From what I can ascertain, TLs not only need to be knowledgeable in educational policies and curriculum planning, but also to be competent teachers and have excellent library and information management skills as well.  I would imagine a high level of communication and negotiation skills would also be useful, when attempting to convince executive staff members of your school to approve funding for increased resources and staff etc.  I am very interested to hear what everyone else’s view of this role is.

4 Responses

  1. jodie.murray at |

    Hi Sue 🙂
    Well done on creating your blog, you look to have done a fantastic job.
    Like you, I am not employed as a TL, and I am feeling a little bit overwhelmed at the moment if I’m honest. I’ve just been looking through our assignments. I hope I’m not the only one feeling like this 🙂
    All of a sudden I am feeling an abundance of admiration for all of those people who are currently working in the role of TL in their respective schools! Hoping I have what it takes to get through this 🙂
    Good luck with your journey Sue 🙂

    Reply
  2. sue at |

    ETL401 – Assessment 1 – Blog Task 1

    I have not yet worked as a Teacher Librarian; hence these past few weeks have been a very enlightening journey for me. I am slightly ashamed to admit that before I started this course I did think the TLs role was much simpler then I now realise. Whilst I wasn’t quite in the category of Purcell (2010) in “All librarians do is mark out books, right?”, I did have a very narrow view of the whole role and thought the library was primarily for the purpose of students to borrow books.
    Since beginning my study, one of the most enlightening tasks I have undertaken in addition to reading a variety of texts, was to hold discussions with two very experienced teacher librarians. One was at a very large suburban public school and the other at an exclusive private school. With over fifty years’ experience between them at two very different educational institutions, I was particularly surprised to hear their main role is sourcing and providing resources for the teachers to meet curriculum needs. They were also responsible for acquiring and cataloguing these resources in both written and digital forms. This directly relates to what Herring J. states that “Teacher librarians need to be aware of the learning and teaching context in which they work because it is the learning and teaching that happens in the school which is at the heart of the school” (p27).
    I was also surprised to hear about the amount of time they spend actually teaching students. One Teacher Librarian is spending so much time teaching she has difficulty getting what she calls her “actual library duties” completed and has to do them out of hours.
    I have come to realise that whilst the role of Teacher Librarian can vary depending on the needs of the individual school, there are certain key elements of their job responsibilities that remain the same including: resourcing the curriculum, acquisition and cataloguing, the library management system, and their teaching roles.
    Expanding on this, the twelve “Standards of Professional Excellence for Teacher Librarians” published by ASLA (2004) are an invaluable source of information. These twelve standards include lifelong learning, information literacy, curriculum and pedagogy, reading, assessment management, the learning environment, learning and teaching programs.
    In order for the role of Teacher Librarian to continue to be a vital part of the education community I believe that the key is for us to endeavour to become indispensable. As Walter & Weisburg advocate, the Teacher Librarian’s ongoing challenge at all times is to demonstrate that “You and your school library program is central to achieving the essential goals of the district and the students will be harmed if they are deprived of what they learn in the school library under the directions of a skilled, certified school librarian” (p.4). It is through this indispensability that we are going to continue to thrive and be an essential part of every school.

    REFERENCE LIST:
    Australian School Library Association (ASLA) and Australian Library and Information Association (ALIA) (2004). Standards of Professional Excellence for Teacher Librarians. Retrieved from http://www.asla.org.au/policy/standards.aspx
    On 8/3/2014

    Herring, J. (2007). Teacher librarians and the school library. In S. Ferguson (Ed.) Libraries in the twenty-first century : charting new directions in information (pp. 27-42). Wagga Wagga, NSW : Centre for Information Studies, Charles Sturt University.

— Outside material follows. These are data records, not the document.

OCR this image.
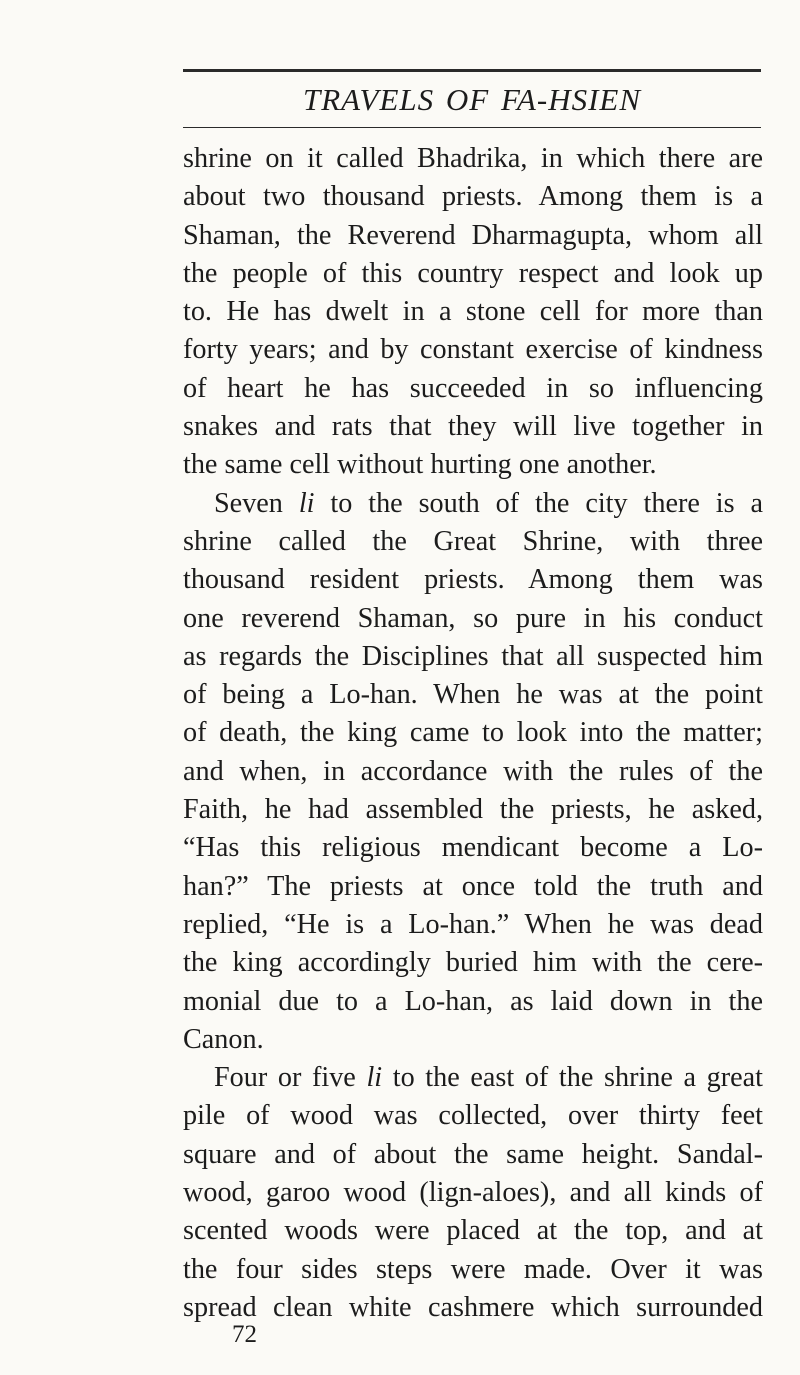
TRAVELS OF FA-HSIEN
shrine on it called Bhadrika, in which there are
about two thousand priests. Among them is a
Shaman, the Reverend Dharmagupta, whom all
the people of this country respect and look up
to. He has dwelt in a stone cell for more than
forty years; and by constant exercise of kindness
of heart he has succeeded in so influencing
snakes and rats that they will live together in
the same cell without hurting one another.
Seven li to the south of the city there is a
shrine called the Great Shrine, with three
thousand resident priests. Among them was
one reverend Shaman, so pure in his conduct
as regards the Disciplines that all suspected him
of being a Lo-han. When he was at the point
of death, the king came to look into the matter;
and when, in accordance with the rules of the
Faith, he had assembled the priests, he asked,
“Has this religious mendicant become a Lo-
han?” The priests at once told the truth and
replied, “He is a Lo-han.” When he was dead
the king accordingly buried him with the cere-
monial due to a Lo-han, as laid down in the
Canon.
Four or five li to the east of the shrine a great
pile of wood was collected, over thirty feet
square and of about the same height. Sandal-
wood, garoo wood (lign-aloes), and all kinds of
scented woods were placed at the top, and at
the four sides steps were made. Over it was
spread clean white cashmere which surrounded
72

    Purcell, M. (2010). All librarians do is check out books right? A look at the roles of the school library media specialist. Library Media Connection 29(3), 30-33.

    Walter, Virginia A.; Weisburg, Hilda K., (2011) Being Indispensable: A School Librarian’s Guide To Becoming an Invaluable Leader ALA Editions, Chicago

    Reply
  3. bcombes@csu.edu.au at |

    Well written and articulated Susanne,
    Even when writing a critical reflective piece, try to refrain from making it a series of quotes from authors, ie. he said, she said. All this indicates to the reader is that you can read and regurgitate what other people have said, rather than your interpretation and understanding of what you have read. Your intext references indicate that this isn’t just your opinion but can be substantiated by others working in the field. This is the difference between postgraduate/Masters level and undergraduate. Getting there!

    Some great contrasts between your previous experiences and what you know now. Many teachers consider TLs to be escapees from the classroom, and have no idea that the role encompasses two distinct disciplines. Many TLs get subsumed by the ‘library duties’ and use old practices which are time consuming. This is where technology can help you to streamline your workflow to create time and space in your day for the curriculum design and teaching roles.